Short IPI have been associated with prematurity, low birth weight, small for gestational age, infant admission to NICU and increased infant mortality [14,22,31,34,38,39]. Our data showed that a high rate of NICU admissions associated with short IPI may be partially related to GA. Regardless of diagnoses, admission to the NICU may prolong hospitalization and disrupt critical physiological mother-infant interactions that could potentially affect BF [11,25,40,41]. In the current study, despite those obstacles, BF initiation was better among infants in the short IPI group [21,25-27]. Infants born to women with PGDM are also challenged by morbidities directly or indirectly related to their mother's illness, and it is very difficult to ascertain which factors if any are specifically related to IPI [11,25,34].
In our experience the rate of women with PGDM who intended to BF ranges from 66 to 79% [11,26]. Like others, we noted that intention to BF and prior BF experience are strong predictors of exclusive or partial BF at discharge from the hospital [8,11,26,27,42-45]. Unfortunately, the rate of women healthy or otherwise who do not intend to BF remained consistent [11,16,26,27]. The data presented here showed a decline in the rate of intention to exclusively BF and an increase in the rate of intention to feed formula and BF combined among women who delivered after a long IPI.
Regardless of mode of delivery, many of the maternal and neonatal morbidities that affect women with complex pregnancies and their infants are permanent or temporary obstacles for BF initiation [25,27]. The decline in exclusive BF at discharge and the increase in the rate of women who FF in the long IPI group, although disappointing, was not unexpected. In our experience women who intend to FF seldom change their mind and initiate BF [11,26,27].
Limitations of the study are those inherent to a retrospective design and the lack of follow up information on infant feeding following discharge. The strengths of the present investigation included the definition of BF at discharge and that the data from mothers and infants was obtained directly from medical records and not from maternal recall questionnaires. More importantly, to our knowledge this is the first study which attempts to relate BF initiation to IPI in a population of women with PGDM.

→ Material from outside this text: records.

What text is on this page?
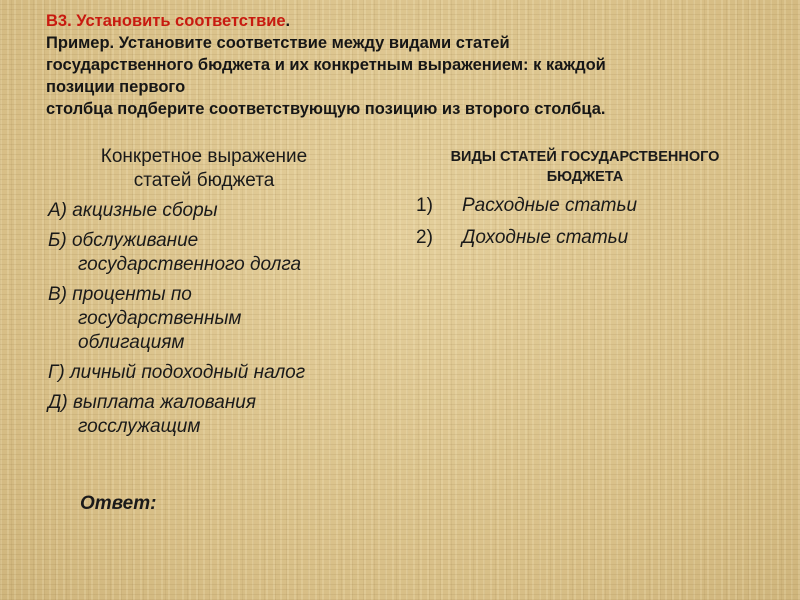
В3. Установить соответствие.
Пример. Установите соответствие между видами статей
государственного бюджета и их конкретным выражением: к каждой
позиции первого
столбца подберите соответствующую позицию из второго столбца.
Конкретное выражение
статей бюджета
А) акцизные сборы
Б) обслуживание
государственного долга
В) проценты по
государственным
облигациям
Г) личный подоходный налог
Д) выплата жалования
госслужащим
Ответ:
ВИДЫ СТАТЕЙ ГОСУДАРСТВЕННОГО
БЮДЖЕТА
1)	Расходные статьи
2)	Доходные статьи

In conclusion, among women with PGDM, intention to BF at discharge is less frequent following a long IPI. Short IPI is associated with type 1 diabetes and younger age, whereas long IPI occurred more often in older women with type 2 diabetes. Short IPI is associated with exclusive BF at discharge, while a long IPI is associated with lower intention to BF, lower rate of exclusive BF and higher rate of FF. IPI outside the recommended guidelines for women with PGDM become and additional risk factors for BF initiation failure and identify a group of women in need of specific and sustained support for BF success.